There is no denying that the 2008 Clint Eastwood movie  " Gran Torino "  is great in every way.
Great acting, great story, just a great movie that is truly memorable. In these days of hostile controversy when it comes to the issue of gun control, the movie has an added appeal on both sides of
the issue, and that might come as a surprise to some. It did to me, until I figured out why that is so.
The movie ends with Clint Eastwood's character, an embittered war veteran by the name of Walt Kowalski, sacrificing himself to end the gang violence against the Hmong family Walt Kowalski had befriended and tries so very hard to protect, when he realizes that he has to come up with a permanent solution to stop the escalating violence that had culminated in the rape of one the Hmong family's daughters, the sister of the young Hmong man Walt Kowalski took a protective interest in.

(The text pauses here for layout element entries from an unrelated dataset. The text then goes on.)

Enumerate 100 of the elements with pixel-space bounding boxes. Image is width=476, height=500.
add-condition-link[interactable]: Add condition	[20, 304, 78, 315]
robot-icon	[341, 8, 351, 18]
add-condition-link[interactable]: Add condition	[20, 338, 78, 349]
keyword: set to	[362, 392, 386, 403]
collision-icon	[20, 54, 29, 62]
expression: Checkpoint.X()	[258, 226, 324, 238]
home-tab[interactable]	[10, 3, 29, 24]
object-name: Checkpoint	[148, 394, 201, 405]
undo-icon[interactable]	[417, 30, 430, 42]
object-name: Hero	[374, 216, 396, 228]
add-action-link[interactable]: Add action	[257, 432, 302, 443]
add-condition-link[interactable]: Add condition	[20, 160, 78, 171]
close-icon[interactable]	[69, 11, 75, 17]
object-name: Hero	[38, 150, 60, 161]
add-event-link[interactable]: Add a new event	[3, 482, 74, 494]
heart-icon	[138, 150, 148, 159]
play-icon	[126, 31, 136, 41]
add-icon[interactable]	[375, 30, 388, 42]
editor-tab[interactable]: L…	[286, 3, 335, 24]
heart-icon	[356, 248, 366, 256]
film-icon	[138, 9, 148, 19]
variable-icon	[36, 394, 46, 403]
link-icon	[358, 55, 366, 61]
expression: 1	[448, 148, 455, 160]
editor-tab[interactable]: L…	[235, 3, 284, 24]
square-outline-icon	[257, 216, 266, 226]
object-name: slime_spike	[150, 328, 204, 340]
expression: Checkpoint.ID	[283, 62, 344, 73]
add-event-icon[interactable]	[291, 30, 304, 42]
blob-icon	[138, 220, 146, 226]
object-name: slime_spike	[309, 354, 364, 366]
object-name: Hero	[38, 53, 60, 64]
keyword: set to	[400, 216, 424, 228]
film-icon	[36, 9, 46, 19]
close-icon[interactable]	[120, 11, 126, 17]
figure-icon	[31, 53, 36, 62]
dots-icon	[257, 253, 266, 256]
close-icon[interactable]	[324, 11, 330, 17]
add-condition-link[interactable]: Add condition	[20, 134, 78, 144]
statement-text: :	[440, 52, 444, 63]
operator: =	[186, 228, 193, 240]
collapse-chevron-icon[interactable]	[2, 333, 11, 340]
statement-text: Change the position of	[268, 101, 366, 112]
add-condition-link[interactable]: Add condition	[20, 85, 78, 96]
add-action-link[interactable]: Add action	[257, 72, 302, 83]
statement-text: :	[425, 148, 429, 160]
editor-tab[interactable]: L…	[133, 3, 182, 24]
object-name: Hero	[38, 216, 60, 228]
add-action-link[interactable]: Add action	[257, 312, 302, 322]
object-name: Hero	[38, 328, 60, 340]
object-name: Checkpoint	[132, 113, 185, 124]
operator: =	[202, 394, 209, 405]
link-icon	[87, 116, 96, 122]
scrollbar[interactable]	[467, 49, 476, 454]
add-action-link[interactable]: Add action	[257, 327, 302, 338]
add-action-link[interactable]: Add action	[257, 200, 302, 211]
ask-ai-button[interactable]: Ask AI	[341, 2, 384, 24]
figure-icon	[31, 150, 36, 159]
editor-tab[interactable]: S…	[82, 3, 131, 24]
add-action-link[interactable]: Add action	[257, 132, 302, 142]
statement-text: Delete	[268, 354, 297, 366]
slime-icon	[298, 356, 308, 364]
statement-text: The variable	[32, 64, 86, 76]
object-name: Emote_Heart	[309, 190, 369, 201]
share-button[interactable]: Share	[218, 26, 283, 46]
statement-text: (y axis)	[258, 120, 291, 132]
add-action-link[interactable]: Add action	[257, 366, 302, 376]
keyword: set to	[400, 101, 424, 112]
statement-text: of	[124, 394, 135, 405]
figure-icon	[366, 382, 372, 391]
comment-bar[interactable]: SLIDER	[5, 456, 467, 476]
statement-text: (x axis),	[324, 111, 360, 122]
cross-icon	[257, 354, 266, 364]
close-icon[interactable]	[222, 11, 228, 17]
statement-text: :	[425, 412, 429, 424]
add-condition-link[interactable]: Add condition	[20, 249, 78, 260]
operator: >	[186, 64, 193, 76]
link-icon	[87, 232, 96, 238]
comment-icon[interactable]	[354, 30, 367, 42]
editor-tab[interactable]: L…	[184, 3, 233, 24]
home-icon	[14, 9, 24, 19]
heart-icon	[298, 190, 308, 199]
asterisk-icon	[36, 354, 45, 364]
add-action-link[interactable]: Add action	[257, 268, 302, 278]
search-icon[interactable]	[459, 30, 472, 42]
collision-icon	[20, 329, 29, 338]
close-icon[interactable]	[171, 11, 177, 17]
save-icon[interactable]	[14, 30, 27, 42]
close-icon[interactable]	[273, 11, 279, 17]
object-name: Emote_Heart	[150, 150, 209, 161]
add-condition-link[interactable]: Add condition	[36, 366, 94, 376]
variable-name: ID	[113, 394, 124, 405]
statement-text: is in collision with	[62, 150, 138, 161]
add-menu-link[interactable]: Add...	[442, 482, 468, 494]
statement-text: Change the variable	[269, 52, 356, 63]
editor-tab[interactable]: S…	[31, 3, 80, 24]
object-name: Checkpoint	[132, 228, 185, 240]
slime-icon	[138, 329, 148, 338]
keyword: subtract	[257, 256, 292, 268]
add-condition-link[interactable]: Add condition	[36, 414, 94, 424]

Walt Kowalski decides privately to go unarmed into the Hmong gang's territory making it look like he will draw his gun, provoking fire in return and getting killed, thereby allowing the police to finally arrest the gang leaders because of ample witnesses this time around. So, it is quite interesting that a movie that obviously is on the side of free access to guns for our citizens, ends the violence of the story by a complete act of non- violence and self sacrifice that surrenders the use of a gun for the greater good, for dignity, for peace. 
I have a feeling most people miss that very revealing point. I did, too, until just a few days ago, when I saw the quote " Get off my lawn " as a way to promote unlimited access to guns and absolutely no gun control laws. I was a bit startled by the add, in view of the horrible mass shooting in Orlando.
Obviously, the movie has a more subtle message. It seems intolerance on both sides of the political spectrum is just the flavour du jour when it comes to attitudes, but the obvious respect Walt Kowalski's war veteran learns to muster for his neighbouring American Hmong family shows that the ability to find compassion in our hearts is a crucial part of our humanity, and when we give in to the urge to lose that capacity, we lose what is best of our identity as a human race. It seems intolerance is not only plaguing our big country, but is an affliction that also is casting its long shadow across Europe, as if the horrors of the most infamous genocide of the 20th century at the hands of the Nazi monsters did not happen only 70 years ago. The barbarians are not in the long lost past, I remember my father and my grandmother and my aunts and uncles recalling some of the World War II horrors, it was not a recounting of a medieval war, it happened during my parents' childhoods. To forgot history so quickly is mind baffling to me. This country is at risk of losing its soul in the name of blind intolerance and special interest profiteering a the expense of both the ignorance and vulnerability of the common man. Democracy means power to the people. These days it seems it just means power to those who control political clout through financial bribery, and if that means holding people for ransom with the divisive issue of gun control, so be it , apparently. But the subtlety of " Gran Torino " is a reminder that we need to start worrying if we are willing to tear each other's souls and hearts apart in the name of rigid intolerance fueled by tunnel vision that has no room for our neighbour's point of view or experience. We all lose, there is no doubt about that, and it is a winding road with a downward slope leading nowhere but to darkness.